La force de l'Esprit

18 Avril 2011 | par

La Parole Dieu

Le jour de la Pentecôte étant arrivé,

ils se trouvaient tous ensemble dans un même lieu,

quand, tout à coup,

vint du ciel un bruit tel que celui d’un vent violent,

qui remplit toute la maison où ils se tenaient.

Ils virent apparaître des langues qu’on eût dites de feu ;

elles se partageaient,

et il s’en posa une sur chacun d’eux.

Tous furent remplis de l’Esprit-Saint

et commencèrent à parler en d’autres langues,

selon que l’Esprit leur donnait de s’exprimer. (Ac 2, 1-4)





La Parole de saint Antoine

Le mot grec pentecostes se dit en latin quinquagesimus, “cinquantième”.

Pour le peuple ancien, la Loi a été donnée, le cinquantième jour, dans le feu. De même, dans le Nouveau Testament, le cinquantième jour après Pâques, l’Esprit-Saint est descendu sur les apôtres, dans le feu. La Loi est donnée sur le mont Sinaï, l’Esprit dans le mont Sion (à Jérusalem). La Loi est donnée sur le sommet de la montagne, l’Esprit dans le cénacle. 



« Ils se trouvaient tous ensemble », aucun n’était absent ; ils n’avaient qu’un seul cœur et une seule âme (cf. Ac 4, 32).

« Dans un même lieu », au cénacle où ils étaient montés. Celui qui désire recevoir l’Esprit quitte le domicile de la chair et monte dans la contemplation de l’Esprit.

« Vint du ciel un bruit comme d’un violent coup de vent… » La grâce de l’Esprit-Saint ignore les lenteurs. Vint avec bruit celui qui était venu instruire les siens.



« Ils virent apparaître des langues de feu. » La langue du serpent a répandu le venin dans Ève ; celle d’Ève dans Adam et celle d’Adam s’est révoltée contre Dieu. L’Esprit-Saint est apparu dans des langues de feu pour opposer ses langues aux langues, son feu au venin mortel.



« Tous furent remplis de l’Esprit-Saint… » Voilà le signe de la plénitude : un vase plein éclate, un feu ne peut être caché. Ils parlaient toutes les langues, l’Esprit-Saint « distribuant ses dons à chacun » (1 Co 12, 11), car il inspire sa grâce où il veut, comme il veut, autant qu’il veut, quand il veut, à qui il veut.

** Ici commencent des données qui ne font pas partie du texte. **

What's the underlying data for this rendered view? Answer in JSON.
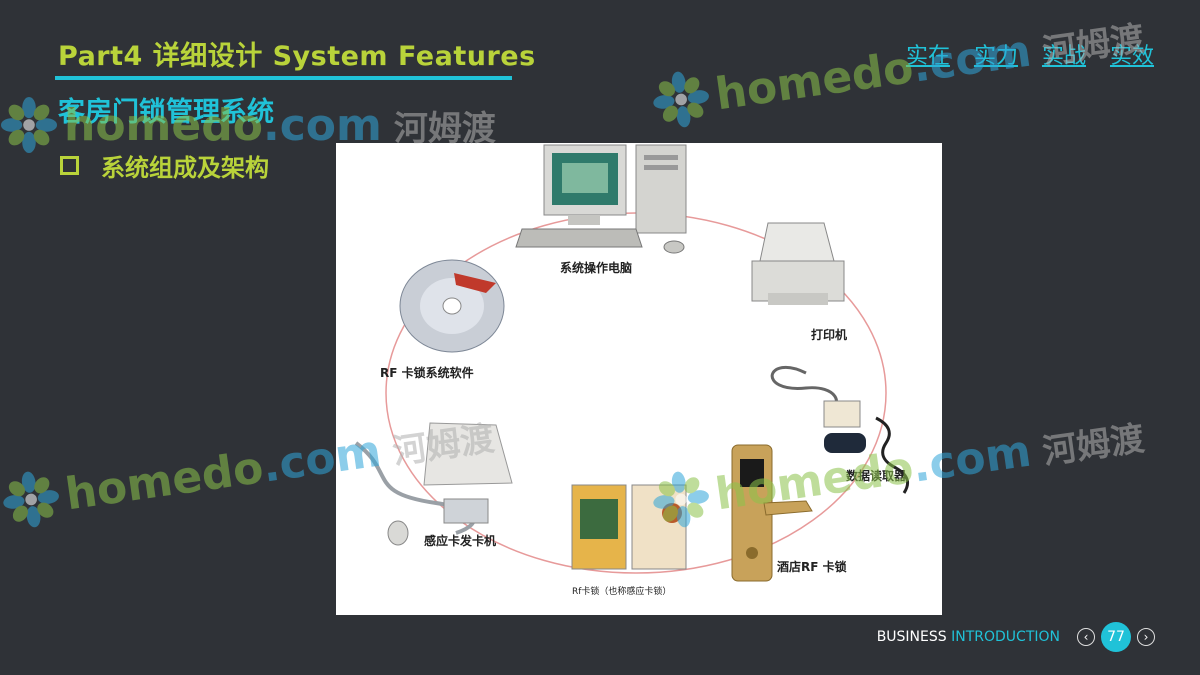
{
  "header": {
    "title": "Part4 详细设计 System Features",
    "nav": [
      "实在",
      "实力",
      "实战",
      "实效"
    ]
  },
  "subtitle": "客房门锁管理系统",
  "bullet": "系统组成及架构",
  "diagram": {
    "labels": {
      "computer": "系统操作电脑",
      "printer": "打印机",
      "software": "RF 卡锁系统软件",
      "reader": "数据读取器",
      "encoder": "感应卡发卡机",
      "card": "Rf卡锁（也称感应卡锁）",
      "lock": "酒店RF 卡锁"
    }
  },
  "watermark": {
    "home": "home",
    "do": "do",
    "com": ".com",
    "cn": "河姆渡"
  },
  "footer": {
    "business": "BUSINESS",
    "introduction": "INTRODUCTION",
    "page": "77",
    "prev_icon": "chevron-left-icon",
    "next_icon": "chevron-right-icon"
  },
  "colors": {
    "accent_green": "#b9d33a",
    "accent_cyan": "#20c2d8",
    "background": "#2f3237"
  }
}
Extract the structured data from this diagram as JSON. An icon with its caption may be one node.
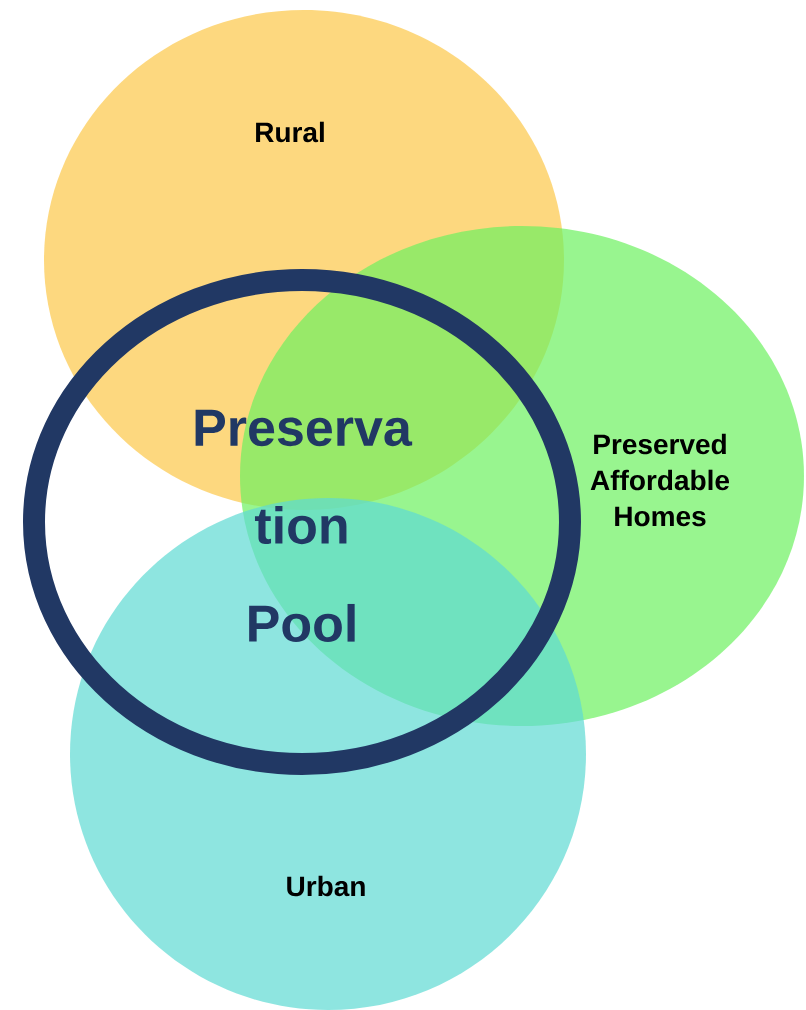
{
  "diagram": {
    "nodes": [
      {
        "text": [
          "Rural"
        ]
      },
      {
        "text": [
          "Preserved Affordable Homes"
        ]
      },
      {
        "text": [
          "Urban"
        ]
      },
      {
        "text": [
          "Preserva tion Pool"
        ]
      }
    ]
  }
}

Que daigne nous l’inspirer, celui qui, aujourd’hui, a inspiré sa grâce aux apôtres dans des langues de feu.



Pour aller plus loin

Ainsi, en quelques phrases très condensées, Antoine décrit-il les merveilles de la grâce de la Pentecôte sur les apôtres et dans nos âmes.

Le prodige renouvelle celui du Sinaï. Dieu se communique dans le feu et sur la montagne : la première fois, pour donner la Loi ; la seconde, pour donner l’Esprit. Mais il ne se communique qu’à ceux qui sont recueillis, dans l’unité des cœurs et, loin des bruits du monde, dans le silence, la prière et la contemplation.

Il se communique avec force et bruit, comme un vent violent, parce que l’Esprit ne tolère pas la paresse et force à l’action.

Il se communique en langues et en feu. Contrairement à celles du serpent, d’Ève et d’Adam qui ont propagé le venin de la dispersion et de la révolte, la langue de l’Esprit propage la sagesse de Dieu qui unit et rassemble dans l’amour. Et chacun, selon sa capacité et sa disponibilité, en est rempli et en déborde, comme un vase comble déverse nécessairement ce qu’on y met.

Les apôtres ont reçu l’Esprit qui a surmultiplié en eux les dons dont ils jouissaient déjà par leur nature, leur cœur, leur intelligence, leur tempérament ; ils ont parlé à tous dans la langue de chacun, et chacun a perçu dans sa propre langue la voix de l’Esprit qui l’appelait à la conversion



Il se communique encore et nous parle à nous aussi pour que, à notre tour, dans la force de notre foi et le feu de notre amour, nous le communiquions par nos paroles et par notre vie.